Nervenschmerzen, auch neuropathische Schmerzen genannt, sind eine komplexe und oft schwer zu behandelnde Erkrankung, die durch Schädigung oder Funktionsstörung des Nervensystems verursacht wird. Sie können sich in vielfältiger Weise äußern und die Lebensqualität der Betroffenen erheblich beeinträchtigen. Dieser Artikel beleuchtet die Ursachen, Diagnosemethoden und Behandlungsansätze von Nervenschmerzen, um ein umfassendes Verständnis dieser Erkrankung zu ermöglichen.

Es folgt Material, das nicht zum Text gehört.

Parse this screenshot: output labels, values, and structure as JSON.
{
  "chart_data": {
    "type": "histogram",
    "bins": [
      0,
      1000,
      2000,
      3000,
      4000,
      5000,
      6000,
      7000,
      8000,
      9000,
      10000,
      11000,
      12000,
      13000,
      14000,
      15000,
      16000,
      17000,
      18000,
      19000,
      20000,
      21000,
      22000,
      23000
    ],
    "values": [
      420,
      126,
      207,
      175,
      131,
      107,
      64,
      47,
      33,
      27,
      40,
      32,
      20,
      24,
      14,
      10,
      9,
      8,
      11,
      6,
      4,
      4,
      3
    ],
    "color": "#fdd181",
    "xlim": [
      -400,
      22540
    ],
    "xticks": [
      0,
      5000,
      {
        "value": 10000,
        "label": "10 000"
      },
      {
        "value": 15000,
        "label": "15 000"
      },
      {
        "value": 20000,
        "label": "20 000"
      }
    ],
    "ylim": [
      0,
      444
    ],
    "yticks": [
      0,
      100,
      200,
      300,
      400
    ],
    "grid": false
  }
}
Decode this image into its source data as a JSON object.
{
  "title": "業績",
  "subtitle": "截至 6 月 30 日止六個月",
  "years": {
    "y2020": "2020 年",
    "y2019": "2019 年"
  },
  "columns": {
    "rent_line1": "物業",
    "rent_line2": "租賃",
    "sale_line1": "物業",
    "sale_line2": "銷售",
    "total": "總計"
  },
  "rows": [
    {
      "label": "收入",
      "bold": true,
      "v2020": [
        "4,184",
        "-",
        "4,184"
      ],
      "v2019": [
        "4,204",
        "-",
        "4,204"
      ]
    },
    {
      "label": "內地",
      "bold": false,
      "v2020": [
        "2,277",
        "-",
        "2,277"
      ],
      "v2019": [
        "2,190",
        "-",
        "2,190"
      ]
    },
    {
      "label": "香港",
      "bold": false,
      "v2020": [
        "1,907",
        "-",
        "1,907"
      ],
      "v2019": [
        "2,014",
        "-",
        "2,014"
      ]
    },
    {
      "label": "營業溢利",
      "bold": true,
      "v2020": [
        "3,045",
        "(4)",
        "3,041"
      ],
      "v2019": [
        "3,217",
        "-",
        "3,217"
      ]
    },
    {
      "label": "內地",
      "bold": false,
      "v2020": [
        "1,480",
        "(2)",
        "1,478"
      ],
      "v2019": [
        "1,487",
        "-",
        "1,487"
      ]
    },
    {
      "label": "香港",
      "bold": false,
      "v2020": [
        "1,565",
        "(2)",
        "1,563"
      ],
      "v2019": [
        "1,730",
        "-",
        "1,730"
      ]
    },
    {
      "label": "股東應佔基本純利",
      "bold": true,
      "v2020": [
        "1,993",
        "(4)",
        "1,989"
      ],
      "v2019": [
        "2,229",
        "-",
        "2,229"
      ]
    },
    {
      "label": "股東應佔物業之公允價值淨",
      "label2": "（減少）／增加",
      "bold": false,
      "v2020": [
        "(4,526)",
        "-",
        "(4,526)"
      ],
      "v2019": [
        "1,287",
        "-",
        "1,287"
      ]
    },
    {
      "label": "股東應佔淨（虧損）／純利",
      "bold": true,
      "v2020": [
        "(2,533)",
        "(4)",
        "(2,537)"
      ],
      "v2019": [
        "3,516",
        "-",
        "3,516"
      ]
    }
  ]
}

Ursachen von Nervenschmerzen
Nervenschmerzen können vielfältige Ursachen haben, die von Stoffwechselerkrankungen über Infektionen bis hin zu traumatischen Ereignissen reichen. Es ist wichtig zu beachten, dass Nervenschmerzen im Rahmen einer Erkrankung oder Läsion von Nervenstrukturen auftreten.
Stoffwechselerkrankungen
Diabetes mellitus ist eine der häufigsten Ursachen für Nervenschmerzen. Ein chronisch erhöhter Blutzuckerspiegel kann die Nervenfasern schädigen und zu einer diabetischen Neuropathie führen. Nahezu jeder zweite Diabetiker erkrankt im Laufe seines Lebens an einer Polyneuropathie.
Alkoholmissbrauch
Chronischer Alkoholmissbrauch, insbesondere in Kombination mit einer vitaminarmen Ernährung, kann ebenfalls zu Nervenschäden führen. Schätzungen zufolge sind bis zu 66 Prozent aller chronischen Alkoholiker betroffen.
Infektionen
Bestimmte Infektionen, wie Herpes Zoster (Gürtelrose), können Nervenschmerzen verursachen. Nach Abklingen der akuten Infektion können neuropathische Schmerzen, sogenannte postzosterische Neuralgien, bestehen bleiben.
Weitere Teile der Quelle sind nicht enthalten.